Role characteristic:
Data Integration Engineer provides technical analysis, data acquisition, data transformation (ETL) and data provisioning services on client’s Data Analytics Platform (DAP), powered by Cloudera Data Platform.
Expected experience and knowledge:
▪ Knowing general Hadoop concept and be open to learning new technologies and toolsets.
▪ Experienced in Software Programming/Data Engineering with a good understanding of CI/CD (GIT Flow), Azure DevOps etc.
▪ Awareness and good to have on hands-on of Cloudera Data Platform, ETLs, Relational databases, Data processing.
▪ Understanding of databases like Hive, Impala, and tools like HUE, JupyterHUB, Azure DevOps, SAP PowerDesigner etc.
▪ Structured Query Language (SQL) experience expected, both DML and DDL statements.
▪ Hadoop Hive/Impala and Big Data processing experience preferred.
▪ Linux text file parsing and processing using Python and native Linux tools experience (national characters encoding, analysis of file content and structure, identification, and clean-up of possible problematic characters like new lines and separators etc.).
Optional:
▪ Hands-on PySpark/Python programming exposure and knowledge of Spark SQL welcome.

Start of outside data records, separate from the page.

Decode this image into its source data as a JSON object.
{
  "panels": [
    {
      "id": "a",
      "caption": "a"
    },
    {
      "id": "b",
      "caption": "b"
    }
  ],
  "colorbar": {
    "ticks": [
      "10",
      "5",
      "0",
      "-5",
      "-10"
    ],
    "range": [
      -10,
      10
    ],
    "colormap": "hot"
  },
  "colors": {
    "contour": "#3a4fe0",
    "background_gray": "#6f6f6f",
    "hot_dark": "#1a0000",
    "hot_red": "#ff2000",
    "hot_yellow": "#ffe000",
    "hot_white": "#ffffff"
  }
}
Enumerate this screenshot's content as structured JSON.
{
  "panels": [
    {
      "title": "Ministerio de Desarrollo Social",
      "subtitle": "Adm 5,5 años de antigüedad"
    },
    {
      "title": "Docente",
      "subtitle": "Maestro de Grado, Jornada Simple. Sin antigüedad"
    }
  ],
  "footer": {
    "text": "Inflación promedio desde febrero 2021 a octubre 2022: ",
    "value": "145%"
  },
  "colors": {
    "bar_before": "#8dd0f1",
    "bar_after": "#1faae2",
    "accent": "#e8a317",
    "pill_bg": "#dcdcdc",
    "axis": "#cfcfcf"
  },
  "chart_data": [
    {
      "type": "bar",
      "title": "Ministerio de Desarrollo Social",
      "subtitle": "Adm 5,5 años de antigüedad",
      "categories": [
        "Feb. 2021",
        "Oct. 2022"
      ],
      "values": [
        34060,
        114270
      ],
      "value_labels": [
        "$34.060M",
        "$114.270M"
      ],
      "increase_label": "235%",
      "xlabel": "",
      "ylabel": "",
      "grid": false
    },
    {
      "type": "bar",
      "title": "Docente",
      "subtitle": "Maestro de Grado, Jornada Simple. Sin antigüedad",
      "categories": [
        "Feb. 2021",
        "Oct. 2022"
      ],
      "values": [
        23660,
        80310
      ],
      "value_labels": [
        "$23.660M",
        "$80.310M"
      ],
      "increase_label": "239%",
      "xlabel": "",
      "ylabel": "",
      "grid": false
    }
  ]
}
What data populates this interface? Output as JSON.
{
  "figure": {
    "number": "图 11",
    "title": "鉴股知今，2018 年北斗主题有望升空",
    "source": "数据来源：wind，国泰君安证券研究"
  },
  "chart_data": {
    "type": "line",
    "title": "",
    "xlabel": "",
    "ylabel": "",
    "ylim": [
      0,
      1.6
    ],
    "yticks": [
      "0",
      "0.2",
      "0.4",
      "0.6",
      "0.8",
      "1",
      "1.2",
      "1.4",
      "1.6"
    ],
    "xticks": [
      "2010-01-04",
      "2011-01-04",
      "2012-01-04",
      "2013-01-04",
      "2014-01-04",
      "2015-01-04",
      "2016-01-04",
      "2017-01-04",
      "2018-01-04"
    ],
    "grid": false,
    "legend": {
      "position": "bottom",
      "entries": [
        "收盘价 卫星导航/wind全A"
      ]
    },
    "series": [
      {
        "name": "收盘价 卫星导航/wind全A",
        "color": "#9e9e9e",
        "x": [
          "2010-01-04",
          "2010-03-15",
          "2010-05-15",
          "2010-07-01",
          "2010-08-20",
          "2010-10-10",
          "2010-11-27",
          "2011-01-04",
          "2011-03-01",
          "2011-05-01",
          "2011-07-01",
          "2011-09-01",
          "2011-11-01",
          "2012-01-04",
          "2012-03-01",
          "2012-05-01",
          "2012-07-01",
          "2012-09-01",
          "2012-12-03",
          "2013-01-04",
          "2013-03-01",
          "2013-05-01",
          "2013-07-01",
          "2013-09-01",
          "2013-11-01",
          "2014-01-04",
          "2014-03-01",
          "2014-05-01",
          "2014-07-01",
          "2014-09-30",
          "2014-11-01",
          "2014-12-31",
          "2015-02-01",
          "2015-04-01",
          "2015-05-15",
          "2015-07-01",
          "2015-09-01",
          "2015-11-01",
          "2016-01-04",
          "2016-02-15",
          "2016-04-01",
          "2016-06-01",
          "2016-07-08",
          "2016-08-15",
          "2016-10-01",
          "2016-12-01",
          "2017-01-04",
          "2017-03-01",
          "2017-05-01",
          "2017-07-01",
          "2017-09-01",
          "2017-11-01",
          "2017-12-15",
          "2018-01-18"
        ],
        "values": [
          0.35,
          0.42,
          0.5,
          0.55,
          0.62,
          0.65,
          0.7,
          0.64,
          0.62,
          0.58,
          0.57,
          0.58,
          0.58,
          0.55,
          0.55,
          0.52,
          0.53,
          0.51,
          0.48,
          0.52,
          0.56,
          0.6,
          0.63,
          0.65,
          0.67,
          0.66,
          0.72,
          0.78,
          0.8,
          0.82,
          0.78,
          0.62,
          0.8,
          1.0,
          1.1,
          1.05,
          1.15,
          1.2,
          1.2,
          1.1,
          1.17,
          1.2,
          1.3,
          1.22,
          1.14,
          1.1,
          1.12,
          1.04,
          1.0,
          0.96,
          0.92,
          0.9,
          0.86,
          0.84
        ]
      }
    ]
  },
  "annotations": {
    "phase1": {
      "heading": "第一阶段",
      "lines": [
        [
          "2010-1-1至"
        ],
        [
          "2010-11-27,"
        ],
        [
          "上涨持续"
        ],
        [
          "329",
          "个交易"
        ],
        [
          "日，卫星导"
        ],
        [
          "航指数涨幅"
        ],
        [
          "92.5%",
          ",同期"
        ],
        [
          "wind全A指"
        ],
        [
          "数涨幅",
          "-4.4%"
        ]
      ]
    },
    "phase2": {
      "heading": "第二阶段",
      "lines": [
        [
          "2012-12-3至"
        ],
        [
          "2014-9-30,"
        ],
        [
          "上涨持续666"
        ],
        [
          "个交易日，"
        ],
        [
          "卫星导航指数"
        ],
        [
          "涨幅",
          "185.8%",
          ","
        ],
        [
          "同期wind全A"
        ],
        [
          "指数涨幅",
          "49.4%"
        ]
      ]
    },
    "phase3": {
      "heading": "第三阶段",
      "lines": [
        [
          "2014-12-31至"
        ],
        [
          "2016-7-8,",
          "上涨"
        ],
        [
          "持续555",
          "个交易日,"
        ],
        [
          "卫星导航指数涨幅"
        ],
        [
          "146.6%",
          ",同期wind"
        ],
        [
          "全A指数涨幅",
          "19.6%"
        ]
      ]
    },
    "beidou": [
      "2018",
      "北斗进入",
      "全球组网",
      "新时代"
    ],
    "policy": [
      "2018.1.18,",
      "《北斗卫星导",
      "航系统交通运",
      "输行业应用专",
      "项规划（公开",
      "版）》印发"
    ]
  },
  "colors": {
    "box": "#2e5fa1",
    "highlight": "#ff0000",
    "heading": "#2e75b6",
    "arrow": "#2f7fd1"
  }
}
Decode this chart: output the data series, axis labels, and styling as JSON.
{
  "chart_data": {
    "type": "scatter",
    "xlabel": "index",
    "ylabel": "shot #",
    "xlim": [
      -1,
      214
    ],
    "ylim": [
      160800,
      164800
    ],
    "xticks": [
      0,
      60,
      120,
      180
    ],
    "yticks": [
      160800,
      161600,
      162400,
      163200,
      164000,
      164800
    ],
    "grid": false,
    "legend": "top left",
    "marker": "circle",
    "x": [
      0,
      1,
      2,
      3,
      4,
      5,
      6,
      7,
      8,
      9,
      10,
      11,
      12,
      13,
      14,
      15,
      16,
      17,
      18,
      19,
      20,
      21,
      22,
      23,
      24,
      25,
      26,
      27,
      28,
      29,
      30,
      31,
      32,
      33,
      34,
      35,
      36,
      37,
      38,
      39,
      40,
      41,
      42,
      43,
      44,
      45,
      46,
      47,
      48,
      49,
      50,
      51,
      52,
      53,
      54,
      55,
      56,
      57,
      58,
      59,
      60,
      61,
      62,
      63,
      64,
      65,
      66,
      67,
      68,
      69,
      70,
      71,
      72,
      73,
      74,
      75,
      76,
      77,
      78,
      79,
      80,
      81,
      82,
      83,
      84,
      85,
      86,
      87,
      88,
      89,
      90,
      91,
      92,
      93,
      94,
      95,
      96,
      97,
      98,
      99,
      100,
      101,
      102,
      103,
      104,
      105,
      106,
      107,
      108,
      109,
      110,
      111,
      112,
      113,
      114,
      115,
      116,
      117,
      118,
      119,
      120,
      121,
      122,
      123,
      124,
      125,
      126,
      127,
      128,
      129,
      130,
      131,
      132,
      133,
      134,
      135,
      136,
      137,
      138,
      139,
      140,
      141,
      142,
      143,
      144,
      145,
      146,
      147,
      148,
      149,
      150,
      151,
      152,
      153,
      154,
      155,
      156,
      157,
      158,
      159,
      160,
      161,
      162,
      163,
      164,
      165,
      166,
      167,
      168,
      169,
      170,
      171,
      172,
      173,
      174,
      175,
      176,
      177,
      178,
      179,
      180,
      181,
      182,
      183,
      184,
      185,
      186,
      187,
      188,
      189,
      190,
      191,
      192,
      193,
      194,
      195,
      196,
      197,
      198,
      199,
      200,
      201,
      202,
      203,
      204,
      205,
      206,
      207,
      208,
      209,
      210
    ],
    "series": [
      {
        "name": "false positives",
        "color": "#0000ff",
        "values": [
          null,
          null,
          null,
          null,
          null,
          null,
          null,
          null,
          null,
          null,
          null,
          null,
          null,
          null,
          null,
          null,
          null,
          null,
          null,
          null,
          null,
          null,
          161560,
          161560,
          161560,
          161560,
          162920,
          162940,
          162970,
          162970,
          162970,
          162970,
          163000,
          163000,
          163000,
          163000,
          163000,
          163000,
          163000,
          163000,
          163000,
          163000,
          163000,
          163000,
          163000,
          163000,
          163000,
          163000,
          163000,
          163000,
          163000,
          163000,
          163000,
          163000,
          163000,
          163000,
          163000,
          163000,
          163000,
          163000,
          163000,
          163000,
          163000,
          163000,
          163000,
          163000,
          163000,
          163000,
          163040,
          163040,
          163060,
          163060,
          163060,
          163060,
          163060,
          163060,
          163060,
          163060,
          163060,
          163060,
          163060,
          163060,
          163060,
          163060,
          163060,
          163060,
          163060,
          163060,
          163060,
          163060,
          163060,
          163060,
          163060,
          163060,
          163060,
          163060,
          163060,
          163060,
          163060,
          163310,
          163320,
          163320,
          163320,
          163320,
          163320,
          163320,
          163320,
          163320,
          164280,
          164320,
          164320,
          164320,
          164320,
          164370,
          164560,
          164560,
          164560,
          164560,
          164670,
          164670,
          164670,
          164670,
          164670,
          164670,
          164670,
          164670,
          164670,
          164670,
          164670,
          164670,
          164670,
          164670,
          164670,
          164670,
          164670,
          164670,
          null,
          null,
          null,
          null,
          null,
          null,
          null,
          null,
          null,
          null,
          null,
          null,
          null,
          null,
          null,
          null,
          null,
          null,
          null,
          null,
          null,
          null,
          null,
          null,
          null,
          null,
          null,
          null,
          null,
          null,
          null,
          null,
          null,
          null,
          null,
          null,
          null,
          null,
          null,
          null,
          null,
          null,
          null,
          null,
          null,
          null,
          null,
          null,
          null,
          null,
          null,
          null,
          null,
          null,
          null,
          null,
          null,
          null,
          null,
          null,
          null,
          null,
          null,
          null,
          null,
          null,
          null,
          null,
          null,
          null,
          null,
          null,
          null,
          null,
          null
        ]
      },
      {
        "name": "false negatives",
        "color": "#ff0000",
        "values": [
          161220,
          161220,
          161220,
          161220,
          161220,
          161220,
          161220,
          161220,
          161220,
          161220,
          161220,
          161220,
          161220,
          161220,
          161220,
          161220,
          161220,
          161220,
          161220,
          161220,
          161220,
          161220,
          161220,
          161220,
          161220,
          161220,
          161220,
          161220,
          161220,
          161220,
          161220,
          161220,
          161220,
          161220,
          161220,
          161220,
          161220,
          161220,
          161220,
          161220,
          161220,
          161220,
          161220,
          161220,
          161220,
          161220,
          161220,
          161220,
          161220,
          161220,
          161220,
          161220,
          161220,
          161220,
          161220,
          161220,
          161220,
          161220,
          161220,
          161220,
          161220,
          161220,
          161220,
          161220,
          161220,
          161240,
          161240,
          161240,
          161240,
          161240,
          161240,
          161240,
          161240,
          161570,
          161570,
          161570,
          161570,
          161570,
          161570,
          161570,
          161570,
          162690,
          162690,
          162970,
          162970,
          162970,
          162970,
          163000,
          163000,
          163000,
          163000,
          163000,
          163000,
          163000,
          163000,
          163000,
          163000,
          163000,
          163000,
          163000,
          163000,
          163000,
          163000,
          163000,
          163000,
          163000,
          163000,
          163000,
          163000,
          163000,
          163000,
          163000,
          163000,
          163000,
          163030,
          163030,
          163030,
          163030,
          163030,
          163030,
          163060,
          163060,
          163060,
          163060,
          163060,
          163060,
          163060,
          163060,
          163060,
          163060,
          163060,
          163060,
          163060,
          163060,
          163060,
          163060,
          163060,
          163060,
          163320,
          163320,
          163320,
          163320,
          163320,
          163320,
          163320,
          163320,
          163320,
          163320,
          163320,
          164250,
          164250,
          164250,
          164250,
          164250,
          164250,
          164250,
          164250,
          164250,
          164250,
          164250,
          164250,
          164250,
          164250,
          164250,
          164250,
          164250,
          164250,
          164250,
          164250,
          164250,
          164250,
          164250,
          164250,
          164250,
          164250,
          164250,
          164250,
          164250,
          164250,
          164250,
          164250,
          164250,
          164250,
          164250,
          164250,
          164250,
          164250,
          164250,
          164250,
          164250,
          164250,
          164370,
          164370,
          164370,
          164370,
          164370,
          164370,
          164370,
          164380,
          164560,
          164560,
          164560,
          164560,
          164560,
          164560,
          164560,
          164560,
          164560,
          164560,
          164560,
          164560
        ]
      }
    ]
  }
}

▪ Azure Data stack such as ADLS2, Azure Database, Azure DataFactory, Azure Functions, Azure Databricks… experience welcome.
Others:
▪ Learning attitude and flexibility with business requirements, project, and timings.
▪ Good communication and presentation skills towards both: business and IT people.
▪ Experience level:
▪ 0-1 years, demonstrable experience with SQL